The voice: a polemically neutral or rather clinical speaker, deploying an ostentatiously impersonal pronoun: perhaps one should say enterprise; perhaps one need not change one’s mind.
“Marriage” is in part a poem about seeing whether one needs to change one’s mind.
This presumes that women have minds—
which has long been doubtful
—even if occasionally “we are justified in supposing/That you must have brains”
(“Roses Only”).
Need one “change one’s mind/about a thing one has believed in”? Are these carefully unfolding phrases a concession to all those who continue to regard marriage as “a thing one has believed in,” the opening clauses offered “out of respect” to those who continue to believe by one who might not?
We are in the presence of a dramatized scrupulosity as the poet considers the case. Then, with extreme precision, Moore gives us a strenuously ungendered, apparently unmarked speaker: one. It is as if she stands outside or beyond gender and indeed beyond the species, or rather that she aims for that position, that generous god-like yet unsexed position from which to assess them both, gently mocking, shaking the head.

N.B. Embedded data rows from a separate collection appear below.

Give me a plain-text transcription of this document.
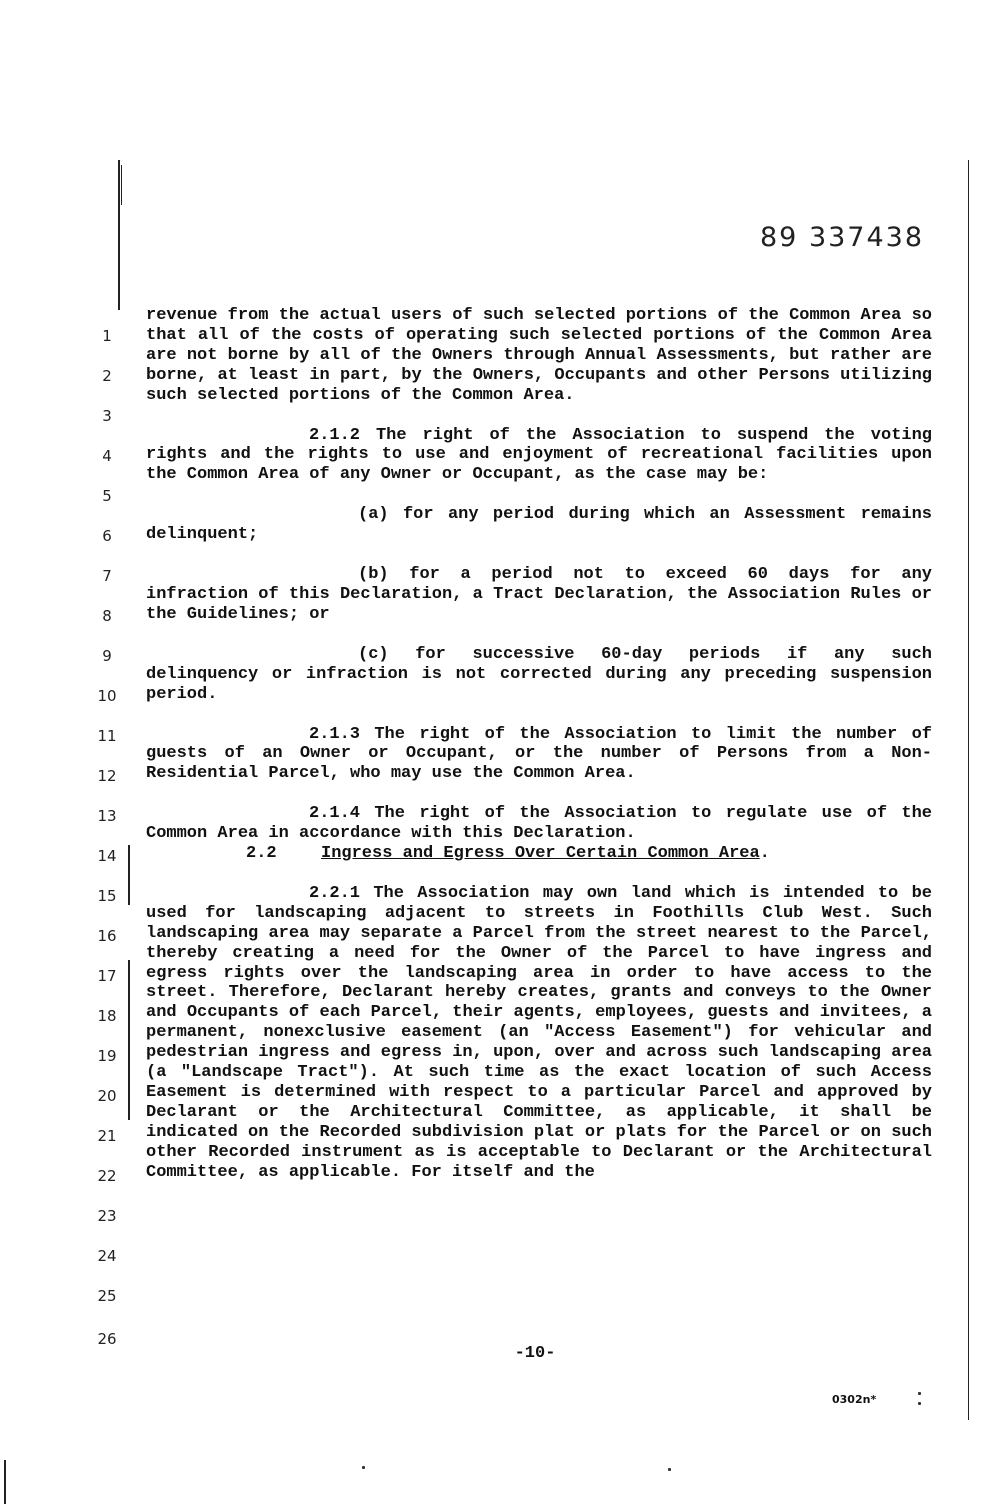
89 337438
1
2
3
4
5
6
7
8
9
10
11
12
13
14
15
16
17
18
19
20
21
22
23
24
25
26

revenue from the actual users of such selected portions of the Common Area so that all of the costs of operating such selected portions of the Common Area are not borne by all of the Owners through Annual Assessments, but rather are borne, at least in part, by the Owners, Occupants and other Persons utilizing such selected portions of the Common Area.

2.1.2 The right of the Association to suspend the voting rights and the rights to use and enjoyment of recreational facilities upon the Common Area of any Owner or Occupant, as the case may be:

(a) for any period during which an Assessment remains delinquent;

(b) for a period not to exceed 60 days for any infraction of this Declaration, a Tract Declaration, the Association Rules or the Guidelines; or

(c) for successive 60-day periods if any such delinquency or infraction is not corrected during any preceding suspension period.

2.1.3 The right of the Association to limit the number of guests of an Owner or Occupant, or the number of Persons from a Non-Residential Parcel, who may use the Common Area.

2.1.4 The right of the Association to regulate use of the Common Area in accordance with this Declaration.

2.2	Ingress and Egress Over Certain Common Area.

2.2.1 The Association may own land which is intended to be used for landscaping adjacent to streets in Foothills Club West. Such landscaping area may separate a Parcel from the street nearest to the Parcel, thereby creating a need for the Owner of the Parcel to have ingress and egress rights over the landscaping area in order to have access to the street. Therefore, Declarant hereby creates, grants and conveys to the Owner and Occupants of each Parcel, their agents, employees, guests and invitees, a permanent, nonexclusive easement (an "Access Easement") for vehicular and pedestrian ingress and egress in, upon, over and across such landscaping area (a "Landscape Tract"). At such time as the exact location of such Access Easement is determined with respect to a particular Parcel and approved by Declarant or the Architectural Committee, as applicable, it shall be indicated on the Recorded subdivision plat or plats for the Parcel or on such other Recorded instrument as is acceptable to Declarant or the Architectural Committee, as applicable. For itself and the

-10-
0302n*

She forces us to reckon with the position of the speaker, generalized and impersonal as that one, but also, equally, forced into that impersonality, as if too close to a very live wire:
I wonder what Adam and Eve/think of it by this time.
Closing Thoughts – Professor Hugh Haughton
The poem simultaneously celebrates opposition-in-marriage and a requiem for the possibility of its ever actually flourishing: ‘this amalgamation which can never be more/than an interesting impossibility…’.
This is a poem passionately inquiring into what theorists might call “the sex/gender system of companionate marriage”—a poem asking whether egalitarian marriage might work, and how: questions which, centuries before, were Milton’s as well.
Moore approaches the topos gingerly, carefully, judiciously, and mock-judiciously, as if committed to laying out all aspects of the case. She offers a forensic essay—an essay, an attempt, testing; it is a sifting of evidence, drawn from a vast cultural inheritance here mobilized with a sorrowing wit.